The Cannery at Basin Head is well-known as the only surviving example of a 1940s cannery in the Eastern Kings area. It was built soon after the completion of the harbour and wharf. The building that once housed an operating fish cannery, is now home to a unique display of early fishing vessels, equipment and cannery machinery. The Cannery was completed and opened in 1941, which soon made the area into an economic hub of activity. The Eastern Fisheries Company operated the cannery and quickly became known for canning “chicken haddie,” which is canned haddock, cod or hake.
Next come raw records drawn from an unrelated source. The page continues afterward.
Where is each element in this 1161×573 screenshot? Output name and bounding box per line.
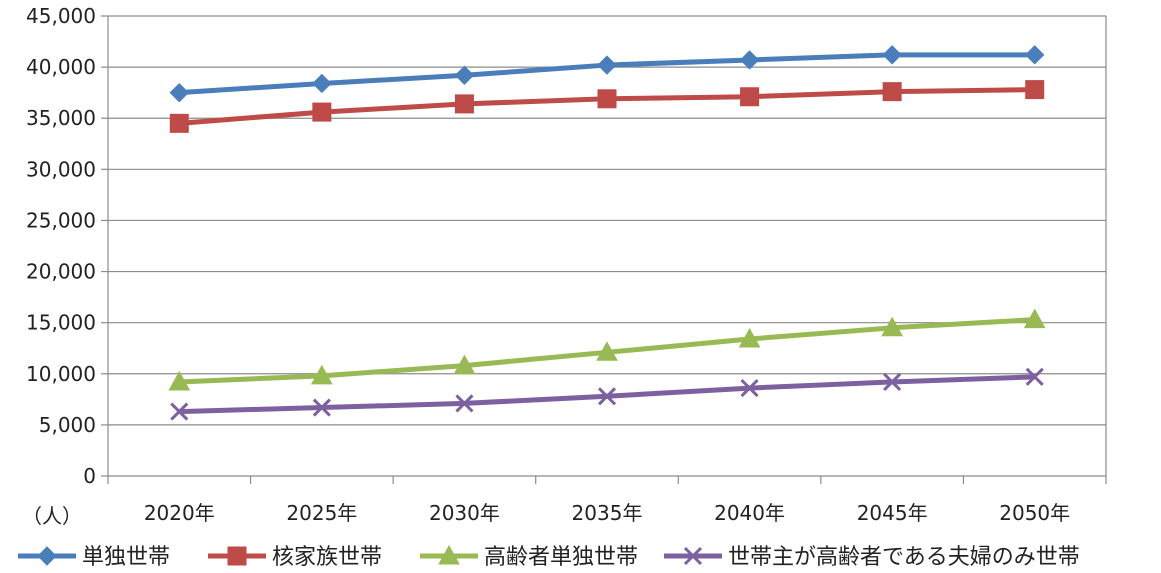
y-tick-label: 20,000 <box>26 260 96 284</box>
x-stroke <box>597 387 617 406</box>
legend-label: 単独世帯 <box>82 545 170 570</box>
data-point <box>597 89 617 109</box>
legend-marker <box>37 546 57 566</box>
series-3 <box>168 308 1046 391</box>
y-tick-label: 0 <box>83 464 96 488</box>
legend-item-2: 核家族世帯 <box>208 545 382 570</box>
y-tick-label: 40,000 <box>26 55 96 79</box>
x-stroke <box>883 372 902 392</box>
x-tick-label: 2020年 <box>144 501 215 525</box>
data-point <box>1025 45 1045 65</box>
data-point <box>454 65 475 85</box>
data-point <box>1025 80 1045 100</box>
x-stroke <box>740 379 759 398</box>
x-tick-label: 2030年 <box>429 501 500 525</box>
data-point <box>454 94 474 114</box>
legend-marker <box>438 544 460 565</box>
data-point <box>882 45 902 65</box>
data-point <box>455 394 474 413</box>
data-point <box>883 372 902 392</box>
data-point <box>881 316 903 337</box>
data-point <box>312 398 331 417</box>
y-tick-label: 35,000 <box>26 106 96 130</box>
legend-label: 世帯主が高齢者である夫婦のみ世帯 <box>728 545 1080 570</box>
series-1 <box>169 45 1045 103</box>
x-stroke <box>683 546 703 566</box>
gridlines <box>108 15 1106 426</box>
y-unit-label: （人） <box>22 504 82 528</box>
y-tick-label: 45,000 <box>26 4 96 28</box>
series-2 <box>169 80 1045 133</box>
series-4 <box>170 367 1044 421</box>
axes <box>101 15 1107 484</box>
data-point <box>738 327 761 348</box>
data-point <box>597 387 617 406</box>
x-stroke <box>312 398 331 417</box>
legend: 単独世帯 核家族世帯 高齢者単独世帯 世帯主が高齢者である夫婦のみ世帯 <box>18 544 1080 570</box>
legend-label: 高齢者単独世帯 <box>484 545 638 570</box>
data-point <box>1023 308 1046 329</box>
data-point <box>312 73 332 94</box>
data-point <box>1025 367 1044 386</box>
legend-item-1: 単独世帯 <box>18 545 170 570</box>
y-tick-label: 5,000 <box>39 413 96 437</box>
data-point <box>169 82 189 103</box>
x-stroke <box>1025 367 1044 386</box>
x-tick-label: 2050年 <box>999 501 1070 525</box>
legend-marker <box>227 546 247 566</box>
y-tick-label: 15,000 <box>26 311 96 335</box>
legend-item-3: 高齢者単独世帯 <box>420 544 638 570</box>
data-point <box>739 50 760 70</box>
data-point <box>882 82 902 102</box>
data-point <box>740 87 760 107</box>
y-tick-label: 25,000 <box>26 208 96 232</box>
x-tick-label: 2025年 <box>286 501 357 525</box>
data-point <box>311 364 333 385</box>
data-point <box>312 102 332 122</box>
data-point <box>168 370 191 391</box>
data-point <box>740 379 759 398</box>
y-tick-label: 30,000 <box>26 157 96 181</box>
data-point <box>170 402 189 421</box>
data-point <box>596 341 618 361</box>
legend-item-4: 世帯主が高齢者である夫婦のみ世帯 <box>664 545 1080 570</box>
y-tick-label: 10,000 <box>26 362 96 386</box>
x-tick-label: 2035年 <box>572 501 643 525</box>
data-point <box>597 55 617 75</box>
data-point <box>169 113 189 133</box>
legend-marker <box>683 546 703 566</box>
legend-label: 核家族世帯 <box>272 545 382 570</box>
x-tick-label: 2040年 <box>714 501 785 525</box>
tick-labels: 0 5,000 10,000 15,000 20,000 25,000 30,000 35,0… <box>26 4 1070 525</box>
x-tick-label: 2045年 <box>857 501 928 525</box>
x-stroke <box>170 402 189 421</box>
data-point <box>453 354 476 375</box>
series-group <box>168 45 1046 421</box>
x-stroke <box>455 394 474 413</box>
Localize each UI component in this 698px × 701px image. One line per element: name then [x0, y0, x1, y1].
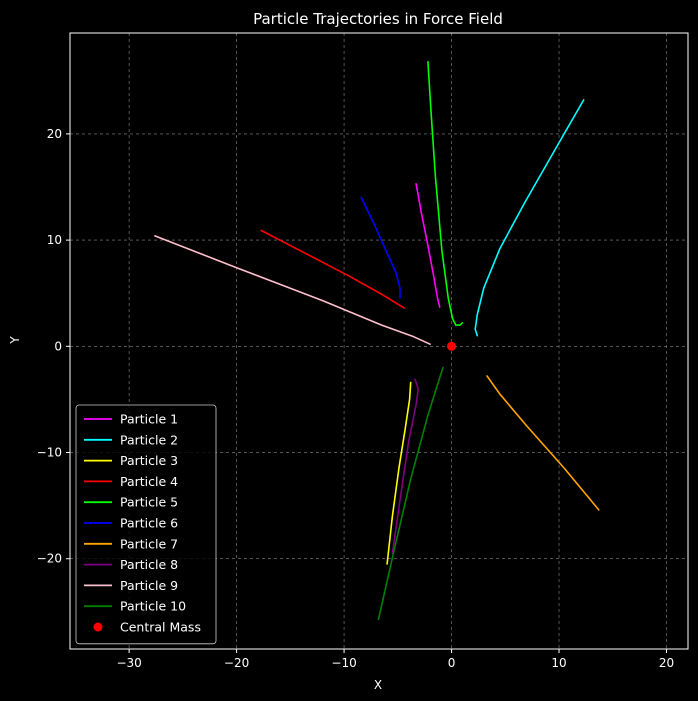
y-tick-label: −10: [37, 446, 62, 460]
x-tick-label: 0: [448, 656, 456, 670]
legend-label: Central Mass: [120, 620, 201, 635]
legend-label: Particle 5: [120, 495, 178, 510]
legend-swatch-central-mass: [93, 622, 103, 632]
chart-title: Particle Trajectories in Force Field: [253, 10, 503, 28]
x-tick-label: −20: [224, 656, 249, 670]
central-mass-point: [447, 341, 457, 351]
series-line-particle-4: [260, 229, 406, 309]
y-tick-label: 0: [54, 339, 62, 353]
series-line-particle-7: [486, 375, 600, 511]
legend-label: Particle 10: [120, 599, 186, 614]
x-tick-label: −10: [331, 656, 356, 670]
x-tick-label: 10: [551, 656, 566, 670]
series-line-particle-10: [377, 366, 444, 621]
x-tick-label: −30: [116, 656, 141, 670]
series-line-particle-9: [154, 235, 431, 346]
y-tick-label: 10: [47, 233, 62, 247]
x-axis-label: X: [374, 678, 382, 692]
legend-label: Particle 8: [120, 557, 178, 572]
legend-label: Particle 7: [120, 536, 178, 551]
plot-area: −30 −20 −10 0 10 20 −20 −10 0 10 20: [37, 32, 689, 670]
series-line-particle-2: [474, 99, 585, 337]
series-line-particle-1: [415, 183, 441, 308]
legend-label: Particle 1: [120, 412, 178, 427]
y-axis-label: Y: [8, 336, 22, 345]
legend-label: Particle 9: [120, 578, 178, 593]
x-tick-label: 20: [659, 656, 674, 670]
axes-frame: [69, 32, 689, 650]
y-tick-label: −20: [37, 552, 62, 566]
series-line-particle-5: [427, 60, 464, 326]
legend-label: Particle 2: [120, 432, 178, 447]
legend: Particle 1 Particle 2 Particle 3 Particle 4…: [75, 404, 217, 645]
series-line-particle-3: [386, 381, 412, 565]
y-tick-label: 20: [47, 127, 62, 141]
series-line-particle-6: [360, 196, 401, 299]
legend-label: Particle 3: [120, 453, 178, 468]
legend-box: [75, 404, 217, 645]
series-line-particle-8: [391, 378, 420, 555]
legend-label: Particle 4: [120, 474, 178, 489]
legend-label: Particle 6: [120, 516, 178, 531]
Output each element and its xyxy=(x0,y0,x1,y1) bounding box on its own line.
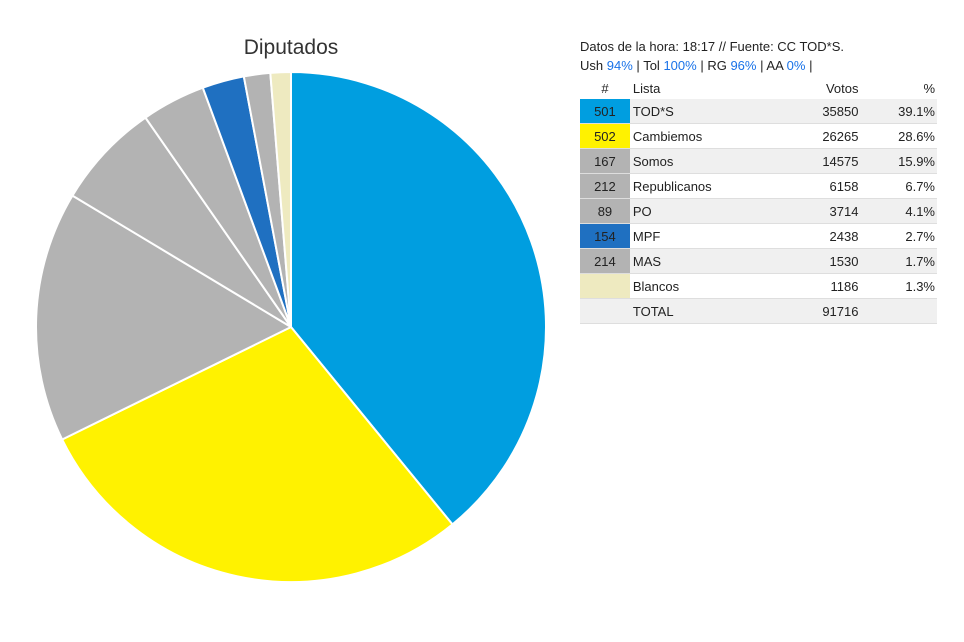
list-number-cell: 502 xyxy=(580,123,630,149)
list-number-cell: 214 xyxy=(580,248,630,274)
list-name-cell: TOD*S xyxy=(629,99,771,124)
info-panel: Datos de la hora: 18:17 // Fuente: CC TO… xyxy=(580,37,844,75)
table-row: 89 PO 3714 4.1% xyxy=(580,198,937,224)
header-votos: Votos xyxy=(825,80,859,96)
total-label: TOTAL xyxy=(629,298,771,324)
list-name-cell: Blancos xyxy=(629,273,771,299)
percent-cell: 6.7% xyxy=(860,173,937,199)
header-lista: Lista xyxy=(632,80,661,96)
ush-value: 94% xyxy=(606,58,633,73)
total-num-cell xyxy=(580,298,630,324)
list-name-cell: MPF xyxy=(629,223,771,249)
votes-cell: 6158 xyxy=(770,173,861,199)
list-name-cell: MAS xyxy=(629,248,771,274)
separator: | xyxy=(636,58,640,73)
total-pct-cell xyxy=(860,298,937,324)
separator: | xyxy=(809,58,813,73)
votes-cell: 1186 xyxy=(770,273,861,299)
pie-chart xyxy=(35,70,547,583)
header-pct: % xyxy=(923,80,935,96)
info-line-progress: Ush 94% | Tol 100% | RG 96% | AA 0% | xyxy=(580,56,844,75)
table-row: 214 MAS 1530 1.7% xyxy=(580,248,937,274)
percent-cell: 28.6% xyxy=(860,123,937,149)
percent-cell: 1.3% xyxy=(860,273,937,299)
aa-label: AA xyxy=(766,58,784,73)
votes-cell: 35850 xyxy=(770,99,861,124)
tol-label: Tol xyxy=(643,58,660,73)
list-name-cell: Cambiemos xyxy=(629,123,771,149)
percent-cell: 15.9% xyxy=(860,148,937,174)
results-table: # Lista Votos % 501 TOD*S 35850 39.1% 502 Cam… xyxy=(580,77,937,324)
votes-cell: 3714 xyxy=(770,198,861,224)
separator: | xyxy=(700,58,704,73)
separator: | xyxy=(760,58,764,73)
pie-slice-somos[interactable] xyxy=(35,194,292,441)
table-row: Blancos 1186 1.3% xyxy=(580,273,937,299)
chart-title: Diputados xyxy=(243,36,339,59)
votes-cell: 26265 xyxy=(770,123,861,149)
table-header-row: # Lista Votos % xyxy=(580,77,937,99)
list-number-cell: 212 xyxy=(580,173,630,199)
votes-cell: 2438 xyxy=(770,223,861,249)
aa-value: 0% xyxy=(786,58,806,73)
list-number-cell: 167 xyxy=(580,148,630,174)
header-num: # xyxy=(601,80,609,96)
table-body: 501 TOD*S 35850 39.1% 502 Cambiemos 26265 28.6%… xyxy=(580,99,937,299)
total-votes: 91716 xyxy=(770,298,861,324)
info-line-source: Datos de la hora: 18:17 // Fuente: CC TO… xyxy=(580,39,844,54)
votes-cell: 1530 xyxy=(770,248,861,274)
list-number-cell: 89 xyxy=(580,198,630,224)
list-number-cell: 154 xyxy=(580,223,630,249)
percent-cell: 39.1% xyxy=(860,99,937,124)
pie-slice-cambiemos[interactable] xyxy=(61,326,454,583)
votes-cell: 14575 xyxy=(770,148,861,174)
list-number-cell xyxy=(580,273,630,299)
rg-value: 96% xyxy=(730,58,757,73)
table-row: 501 TOD*S 35850 39.1% xyxy=(580,99,937,124)
tol-value: 100% xyxy=(663,58,697,73)
pie-slice-tod-s[interactable] xyxy=(290,71,547,526)
table-row: 154 MPF 2438 2.7% xyxy=(580,223,937,249)
list-name-cell: PO xyxy=(629,198,771,224)
list-number-cell: 501 xyxy=(580,99,630,124)
list-name-cell: Somos xyxy=(629,148,771,174)
total-row: TOTAL 91716 xyxy=(580,298,937,324)
table-row: 212 Republicanos 6158 6.7% xyxy=(580,173,937,199)
percent-cell: 1.7% xyxy=(860,248,937,274)
percent-cell: 4.1% xyxy=(860,198,937,224)
ush-label: Ush xyxy=(580,58,604,73)
pie-slice-blancos[interactable] xyxy=(269,70,292,328)
pie-slice-republicanos[interactable] xyxy=(71,116,292,328)
table-row: 167 Somos 14575 15.9% xyxy=(580,148,937,174)
rg-label: RG xyxy=(707,58,727,73)
table-row: 502 Cambiemos 26265 28.6% xyxy=(580,123,937,149)
list-name-cell: Republicanos xyxy=(629,173,771,199)
percent-cell: 2.7% xyxy=(860,223,937,249)
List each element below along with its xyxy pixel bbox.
The building that housed the cannery is the only original building that still stands at Basin Head. At the time of operation there were many building sharing the same space. The Cannery also housed bunk rooms for its male and female workers; they bunked in separate dorms. Fishermen made this a home port until the late 1940s. At this time draggers came to life in the harbour and caused the ground fishing industry to come to a halt at Basin Head.
The Basin Head Fisheries Museum was opened in May 1973 with support from the PEI Museum and Heritage Foundation. In the years that followed much expansion and development of the cannery and museum have followed. A management group was formed in 1998 to oversee the day to day operations of the site. Basin Head is also designated a Marine Protected Area under Canada’s Ocean Act as it is home to many unique and diverse species, such as a rare form of Irish Moss.
A rather nasty storm hit in 2004, which produced much damage to the Cannery and wharf at Basin Head. Repairs on the area were completed in recent years and it is still a large tourist destination for the area. Improvements continue to be made to the Museum and Cannery site and beach, in order to remind visitors and residents of the areas rich fishing past.